How to reduce Volume Group size in LVM?

These are the steps required to resize an LVM or LVM2 partition:

sudo lvresize --verbose --resizefs -L -150G /dev/ubuntu/root

sudo pvresize --setphysicalvolumesize {any size here} /dev/sda5

The last command, pvresize, may yield the error

/dev/sda5: cannot resize to xxxxx extents as later ones are allocated.

You have to rearrange the unallocated space at the end of the LVM. That means after root and swap_1 partition.

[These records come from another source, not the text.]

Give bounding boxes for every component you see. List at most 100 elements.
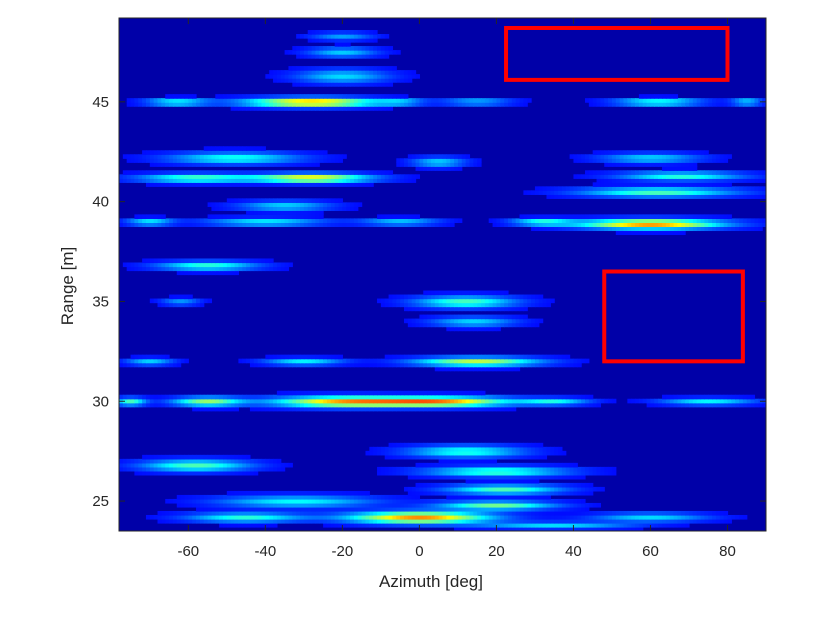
heatmap-cell bbox=[715, 154, 721, 159]
heatmap-cell bbox=[184, 510, 189, 516]
heatmap-cell bbox=[226, 146, 232, 151]
heatmap-cell bbox=[384, 470, 390, 476]
heatmap-cell bbox=[504, 478, 509, 484]
heatmap-cell bbox=[534, 222, 540, 228]
heatmap-cell bbox=[662, 218, 667, 223]
heatmap-cell bbox=[484, 354, 490, 360]
heatmap-cell bbox=[685, 394, 690, 400]
heatmap-cell bbox=[284, 174, 290, 179]
heatmap-cell bbox=[373, 514, 378, 520]
heatmap-cell bbox=[511, 502, 517, 508]
heatmap-cell bbox=[650, 398, 655, 404]
heatmap-cell bbox=[180, 502, 186, 508]
heatmap-cell bbox=[635, 186, 640, 191]
heatmap-cell bbox=[169, 150, 174, 155]
heatmap-cell bbox=[704, 154, 709, 159]
heatmap-cell bbox=[696, 514, 702, 520]
heatmap-cell bbox=[130, 102, 135, 107]
heatmap-cell bbox=[311, 218, 317, 223]
heatmap-cell bbox=[169, 222, 174, 228]
heatmap-cell bbox=[396, 214, 401, 219]
heatmap-cell bbox=[704, 222, 709, 228]
heatmap-cell bbox=[388, 394, 394, 400]
heatmap-cell bbox=[742, 190, 748, 195]
heatmap-cell bbox=[273, 174, 278, 179]
heatmap-cell bbox=[700, 170, 705, 175]
heatmap-cell bbox=[665, 178, 671, 183]
heatmap-cell bbox=[454, 306, 459, 312]
heatmap-cell bbox=[654, 518, 659, 524]
heatmap-cell bbox=[669, 514, 675, 520]
heatmap-cell bbox=[396, 406, 401, 412]
heatmap-cell bbox=[419, 510, 424, 516]
heatmap-cell bbox=[138, 402, 143, 408]
heatmap-cell bbox=[681, 194, 686, 199]
heatmap-cell bbox=[188, 398, 193, 404]
heatmap-cell bbox=[334, 406, 340, 412]
heatmap-cell bbox=[473, 294, 478, 300]
heatmap-cell bbox=[507, 362, 513, 368]
heatmap-cell bbox=[642, 514, 648, 520]
heatmap-cell bbox=[207, 470, 213, 476]
heatmap-cell bbox=[596, 178, 601, 183]
heatmap-cell bbox=[481, 478, 486, 484]
heatmap-cell bbox=[261, 146, 266, 151]
heatmap-cell bbox=[638, 154, 644, 159]
heatmap-cell bbox=[685, 166, 690, 171]
heatmap-cell bbox=[215, 502, 220, 508]
heatmap-cell bbox=[326, 202, 332, 207]
heatmap-cell bbox=[496, 402, 501, 408]
heatmap-cell bbox=[403, 394, 409, 400]
heatmap-cell bbox=[685, 186, 690, 191]
heatmap-cell bbox=[153, 458, 159, 464]
heatmap-cell bbox=[538, 470, 544, 476]
heatmap-cell bbox=[542, 482, 548, 488]
heatmap-cell bbox=[377, 406, 382, 412]
heatmap-cell bbox=[434, 406, 440, 412]
heatmap-cell bbox=[361, 106, 367, 111]
heatmap-cell bbox=[507, 462, 513, 468]
heatmap-cell bbox=[442, 354, 447, 360]
heatmap-cell bbox=[484, 402, 490, 408]
heatmap-cell bbox=[627, 226, 632, 232]
heatmap-cell bbox=[261, 170, 266, 175]
heatmap-cell bbox=[142, 354, 147, 360]
heatmap-cell bbox=[369, 450, 374, 456]
heatmap-cell bbox=[658, 518, 663, 524]
heatmap-cell bbox=[353, 406, 359, 412]
heatmap-cell bbox=[419, 482, 424, 488]
heatmap-cell bbox=[492, 486, 498, 492]
heatmap-cell bbox=[523, 190, 528, 195]
heatmap-cell bbox=[419, 470, 424, 476]
heatmap-cell bbox=[353, 106, 359, 111]
heatmap-cell bbox=[199, 498, 205, 504]
heatmap-cell bbox=[611, 158, 617, 163]
heatmap-cell bbox=[180, 454, 186, 460]
heatmap-cell bbox=[342, 222, 347, 228]
heatmap-cell bbox=[438, 358, 444, 364]
heatmap-cell bbox=[303, 490, 309, 496]
heatmap-cell bbox=[326, 510, 332, 516]
heatmap-cell bbox=[342, 522, 347, 528]
heatmap-cell bbox=[377, 178, 382, 183]
heatmap-cell bbox=[315, 518, 320, 524]
heatmap-cell bbox=[265, 218, 270, 223]
heatmap-cell bbox=[161, 302, 166, 308]
heatmap-cell bbox=[261, 494, 266, 500]
heatmap-cell bbox=[546, 462, 551, 468]
heatmap-cell bbox=[623, 158, 628, 163]
heatmap-cell bbox=[477, 498, 482, 504]
heatmap-cell bbox=[554, 190, 559, 195]
heatmap-cell bbox=[635, 226, 640, 232]
heatmap-cell bbox=[523, 490, 528, 496]
heatmap-cell bbox=[307, 402, 313, 408]
heatmap-cell bbox=[176, 454, 182, 460]
heatmap-cell bbox=[346, 498, 351, 504]
heatmap-cell bbox=[446, 502, 451, 508]
heatmap-cell bbox=[311, 394, 317, 400]
heatmap-cell bbox=[527, 354, 532, 360]
heatmap-cell bbox=[319, 170, 324, 175]
heatmap-cell bbox=[403, 294, 409, 300]
heatmap-cell bbox=[519, 302, 524, 308]
heatmap-cell bbox=[446, 446, 451, 452]
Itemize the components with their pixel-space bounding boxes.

You can see the current arrangement of space with this command

pvs -v --segments /dev/sda5

pvs will show output like this

/dev/sda5 ubuntu lvm2 a-- 698.04g 150g 0 xxx+1 root 0 linear /dev/sda:0-xxx
/dev/sda5 ubuntu lvm2 a-- 698.04g 150g xxx+1 iii 0 free
/dev/sda5 ubuntu lvm2 a-- 698.04g 150g yyyy jjj swap 0 linear /dev/sda5:yyyy-end

Now use pvmove to remove external fragmentation:

sudo pvmove --alloc anywhere /dev/sda5:yyyy-end

Now let's see if moving the swap volume succeeded.

pvs -v --segments /dev/sda5

should show the new order of volumes:

/dev/sda5 ubuntu lvm2 a-- 698.04g 150g 0 xxx+1 root 0 linear /dev/sda:0-xxx
/dev/sda5 ubuntu lvm2 a-- 698.04g 150g xxx+1 iii swap 0 linear /dev/sda5:xxx+1-yyyy
/dev/sda5 ubuntu lvm2 a-- 698.04g 150g yyyy+1 end 0 free

After that, use GParted and resize the LVM to the maximum used area. The rest will be in unallocated space.


You can use pvmove to move those extents to the beginning of the device or another device:

sudo pvmove --alloc anywhere /dev/device:60000-76182

Then pvmove chooses where to move the extents to, or you can specify where to move them.

See pvs -v --segments /dev/device to see what extents are currently allocated.